Here’s what the new study revealed:
“New research presented earlier this year at the annual conference of the International Society of Sports Nutrition demonstrated that betaine supplementation has a positive impact on athletic performance.
The research examined the effect of betaine, a nutrient found at high levels in spinach, whole grain and beets, on cycling sprint performance.
It revealed that subjects given an electrolyte drink containing natural betaine, performed better when cycling than those given a placebo.
‘We found that one week of betaine supplementation increased sprint power in untrained males and females,’ explains Stuart Craig, Ph.D., Danisco Director, Regulatory and Scientific Affairs, North America and one of the study’s authors.
‘The results showed a statistically significant performance improvement in the subjects given betaine.’
Sixteen untrained subjects were recruited at Ithaca College in New York to participate in the double blind, placebo controlled, cross-over design study.
Their cycling performance was measured against a benchmark performance that was recorded prior to a one-week betaine supplementation period and against an electrolyte drink placebo.
Betaine ingestion significantly increased average peak power, maximum peak power, average mean power and maximum mean power for all subjects combined compared to both placebo and baseline.
‘The results of this study add to the growing body of science supporting the benefits of betaine for athletic performance and as an important nutrient,’ adds Craig.
It is anticipated that the manuscript detailing this research will be published in early 2011.
Growing Body of Betaine Science
Two other studies published earlier this year in the Journal of the International Society of Sports Nutrition also investigated the role of betaine in exercise.
The first one explored the betaine content of sweat in adolescent females. The results of this study support evidence that betaine is a cell protectant and may be lost in sweat.

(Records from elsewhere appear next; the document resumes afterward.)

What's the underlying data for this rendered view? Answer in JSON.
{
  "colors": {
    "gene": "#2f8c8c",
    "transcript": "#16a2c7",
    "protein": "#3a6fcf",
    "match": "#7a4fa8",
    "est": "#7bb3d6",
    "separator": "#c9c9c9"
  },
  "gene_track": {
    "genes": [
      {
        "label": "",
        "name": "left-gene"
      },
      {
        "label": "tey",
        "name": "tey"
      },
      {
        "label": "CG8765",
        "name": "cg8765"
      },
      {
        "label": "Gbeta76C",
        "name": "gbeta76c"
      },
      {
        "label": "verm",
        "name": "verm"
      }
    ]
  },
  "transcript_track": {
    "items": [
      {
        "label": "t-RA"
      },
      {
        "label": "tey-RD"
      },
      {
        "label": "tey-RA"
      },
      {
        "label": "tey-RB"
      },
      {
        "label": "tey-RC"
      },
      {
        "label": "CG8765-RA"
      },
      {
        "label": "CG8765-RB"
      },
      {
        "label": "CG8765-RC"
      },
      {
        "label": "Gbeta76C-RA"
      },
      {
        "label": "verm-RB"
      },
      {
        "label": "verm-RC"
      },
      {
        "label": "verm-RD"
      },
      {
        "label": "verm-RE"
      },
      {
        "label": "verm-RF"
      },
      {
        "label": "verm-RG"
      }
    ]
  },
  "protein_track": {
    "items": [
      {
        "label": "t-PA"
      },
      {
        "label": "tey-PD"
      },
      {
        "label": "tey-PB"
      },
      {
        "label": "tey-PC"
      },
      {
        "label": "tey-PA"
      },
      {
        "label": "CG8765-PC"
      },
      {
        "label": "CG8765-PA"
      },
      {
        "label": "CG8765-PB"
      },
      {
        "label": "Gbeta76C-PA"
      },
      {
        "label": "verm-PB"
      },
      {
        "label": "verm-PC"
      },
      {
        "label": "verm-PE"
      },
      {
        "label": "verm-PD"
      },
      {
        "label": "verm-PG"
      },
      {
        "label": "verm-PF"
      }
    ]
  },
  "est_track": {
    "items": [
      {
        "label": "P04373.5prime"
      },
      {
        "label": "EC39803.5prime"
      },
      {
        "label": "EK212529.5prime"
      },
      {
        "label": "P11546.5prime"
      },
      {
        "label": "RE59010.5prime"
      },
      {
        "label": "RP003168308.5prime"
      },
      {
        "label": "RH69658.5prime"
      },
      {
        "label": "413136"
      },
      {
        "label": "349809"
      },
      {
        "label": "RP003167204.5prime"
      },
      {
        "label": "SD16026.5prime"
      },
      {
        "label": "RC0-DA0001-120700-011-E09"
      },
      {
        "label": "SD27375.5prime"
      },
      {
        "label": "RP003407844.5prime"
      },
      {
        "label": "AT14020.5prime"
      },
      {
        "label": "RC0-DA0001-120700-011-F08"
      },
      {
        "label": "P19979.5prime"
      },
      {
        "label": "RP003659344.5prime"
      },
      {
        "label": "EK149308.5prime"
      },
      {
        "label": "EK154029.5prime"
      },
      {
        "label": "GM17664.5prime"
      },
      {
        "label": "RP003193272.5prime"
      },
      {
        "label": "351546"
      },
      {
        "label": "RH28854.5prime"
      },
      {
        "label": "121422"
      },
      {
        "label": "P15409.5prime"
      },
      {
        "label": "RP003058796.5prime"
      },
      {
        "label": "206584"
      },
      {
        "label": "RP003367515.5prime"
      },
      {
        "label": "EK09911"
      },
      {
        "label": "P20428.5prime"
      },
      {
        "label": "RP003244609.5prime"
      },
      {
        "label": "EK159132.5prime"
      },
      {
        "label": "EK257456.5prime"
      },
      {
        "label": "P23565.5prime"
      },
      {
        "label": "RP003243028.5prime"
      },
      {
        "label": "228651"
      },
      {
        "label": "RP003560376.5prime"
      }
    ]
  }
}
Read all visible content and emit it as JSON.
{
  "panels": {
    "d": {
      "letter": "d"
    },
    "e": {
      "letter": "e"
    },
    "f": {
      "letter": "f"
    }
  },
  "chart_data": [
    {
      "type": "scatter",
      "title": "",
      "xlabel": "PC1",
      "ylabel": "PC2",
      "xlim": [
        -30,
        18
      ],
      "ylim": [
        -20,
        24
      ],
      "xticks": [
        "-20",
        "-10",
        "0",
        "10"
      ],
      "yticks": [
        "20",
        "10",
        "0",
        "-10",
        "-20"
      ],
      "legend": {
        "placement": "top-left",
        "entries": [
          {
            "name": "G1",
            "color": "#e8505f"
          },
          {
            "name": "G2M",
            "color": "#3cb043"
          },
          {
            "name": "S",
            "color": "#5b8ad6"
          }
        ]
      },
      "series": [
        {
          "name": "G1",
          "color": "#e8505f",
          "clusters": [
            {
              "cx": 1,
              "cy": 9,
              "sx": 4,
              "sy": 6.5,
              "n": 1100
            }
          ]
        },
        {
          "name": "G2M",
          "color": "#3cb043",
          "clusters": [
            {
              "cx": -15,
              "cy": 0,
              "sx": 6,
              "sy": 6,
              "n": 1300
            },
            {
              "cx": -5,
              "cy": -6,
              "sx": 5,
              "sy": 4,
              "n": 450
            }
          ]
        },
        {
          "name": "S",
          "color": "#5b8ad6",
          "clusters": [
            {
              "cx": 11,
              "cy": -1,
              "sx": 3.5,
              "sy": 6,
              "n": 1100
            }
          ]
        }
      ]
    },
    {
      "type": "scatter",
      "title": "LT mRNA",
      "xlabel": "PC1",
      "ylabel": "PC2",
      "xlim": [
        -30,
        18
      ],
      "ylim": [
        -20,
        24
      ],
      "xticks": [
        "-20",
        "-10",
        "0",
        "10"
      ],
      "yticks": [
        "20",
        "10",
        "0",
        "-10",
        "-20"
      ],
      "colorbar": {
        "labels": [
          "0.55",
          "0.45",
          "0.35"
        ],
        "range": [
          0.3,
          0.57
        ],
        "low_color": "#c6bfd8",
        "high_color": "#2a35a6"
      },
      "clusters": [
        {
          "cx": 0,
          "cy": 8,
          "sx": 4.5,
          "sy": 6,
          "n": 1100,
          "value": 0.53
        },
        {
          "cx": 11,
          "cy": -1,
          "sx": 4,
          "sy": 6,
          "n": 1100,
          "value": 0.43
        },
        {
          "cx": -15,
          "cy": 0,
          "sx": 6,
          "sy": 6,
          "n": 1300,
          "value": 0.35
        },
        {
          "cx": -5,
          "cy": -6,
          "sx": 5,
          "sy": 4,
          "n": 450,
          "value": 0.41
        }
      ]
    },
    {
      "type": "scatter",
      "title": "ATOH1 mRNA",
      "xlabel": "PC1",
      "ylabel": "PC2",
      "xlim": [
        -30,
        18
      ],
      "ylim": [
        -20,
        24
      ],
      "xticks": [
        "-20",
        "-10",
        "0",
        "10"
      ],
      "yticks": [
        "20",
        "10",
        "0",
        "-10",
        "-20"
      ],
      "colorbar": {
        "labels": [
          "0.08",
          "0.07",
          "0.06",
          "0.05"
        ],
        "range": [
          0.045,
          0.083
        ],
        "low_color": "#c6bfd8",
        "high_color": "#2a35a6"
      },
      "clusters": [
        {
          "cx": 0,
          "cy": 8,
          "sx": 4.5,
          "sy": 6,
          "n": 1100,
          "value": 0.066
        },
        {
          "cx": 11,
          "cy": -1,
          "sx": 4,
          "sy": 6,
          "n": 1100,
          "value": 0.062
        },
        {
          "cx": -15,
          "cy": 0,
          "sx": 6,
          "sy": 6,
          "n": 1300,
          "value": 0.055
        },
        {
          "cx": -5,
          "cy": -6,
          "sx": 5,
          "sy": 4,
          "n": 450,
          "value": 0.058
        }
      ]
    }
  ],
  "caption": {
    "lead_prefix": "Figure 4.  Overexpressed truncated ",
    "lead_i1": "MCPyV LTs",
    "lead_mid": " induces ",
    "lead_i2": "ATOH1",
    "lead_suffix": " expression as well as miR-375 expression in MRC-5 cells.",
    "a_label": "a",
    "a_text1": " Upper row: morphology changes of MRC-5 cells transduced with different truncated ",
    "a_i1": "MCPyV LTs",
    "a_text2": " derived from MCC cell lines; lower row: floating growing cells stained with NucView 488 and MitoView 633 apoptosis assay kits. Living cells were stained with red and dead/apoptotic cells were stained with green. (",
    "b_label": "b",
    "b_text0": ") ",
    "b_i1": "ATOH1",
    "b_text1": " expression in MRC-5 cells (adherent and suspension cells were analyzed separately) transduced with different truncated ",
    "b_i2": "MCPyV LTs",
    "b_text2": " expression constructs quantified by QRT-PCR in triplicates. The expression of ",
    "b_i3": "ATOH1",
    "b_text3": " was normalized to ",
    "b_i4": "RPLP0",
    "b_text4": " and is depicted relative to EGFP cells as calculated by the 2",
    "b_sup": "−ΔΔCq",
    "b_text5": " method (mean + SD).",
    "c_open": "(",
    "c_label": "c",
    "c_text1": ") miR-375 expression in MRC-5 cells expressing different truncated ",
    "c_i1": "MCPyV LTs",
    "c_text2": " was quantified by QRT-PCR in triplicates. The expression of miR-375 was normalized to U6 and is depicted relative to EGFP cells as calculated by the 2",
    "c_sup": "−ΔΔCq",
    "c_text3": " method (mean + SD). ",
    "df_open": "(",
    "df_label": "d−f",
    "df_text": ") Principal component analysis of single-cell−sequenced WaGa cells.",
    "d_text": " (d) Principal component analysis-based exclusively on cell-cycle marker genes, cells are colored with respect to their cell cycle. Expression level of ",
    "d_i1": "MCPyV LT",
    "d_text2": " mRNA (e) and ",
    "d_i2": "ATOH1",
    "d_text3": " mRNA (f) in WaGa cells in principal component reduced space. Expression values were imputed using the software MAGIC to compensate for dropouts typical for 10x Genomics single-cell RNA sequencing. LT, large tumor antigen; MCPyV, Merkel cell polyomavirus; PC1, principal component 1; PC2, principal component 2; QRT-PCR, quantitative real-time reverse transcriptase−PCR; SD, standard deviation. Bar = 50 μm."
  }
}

The second study delved into the effects of betaine supplementation on strength and power performance. Research subjects performing bench, squat and jump tests showed significantly increased power and force measures.
Natural betaine in is also known as trimethylglycine. It is inherent in most living things, is found in particularly high levels in beets, wheat, spinach and shellfish.
On a cellular level, betaine is an organic osmolyte that supports cell metabolism. As an osmolyte, betaine plays a key role in protecting cells against dehydration and stress-related water loss, working synergistically with electrolytes for complete hydration.
It is highly compatible with enzyme function and stabilizes cellular metabolic function under various kinds of stress such as those related to exercise.”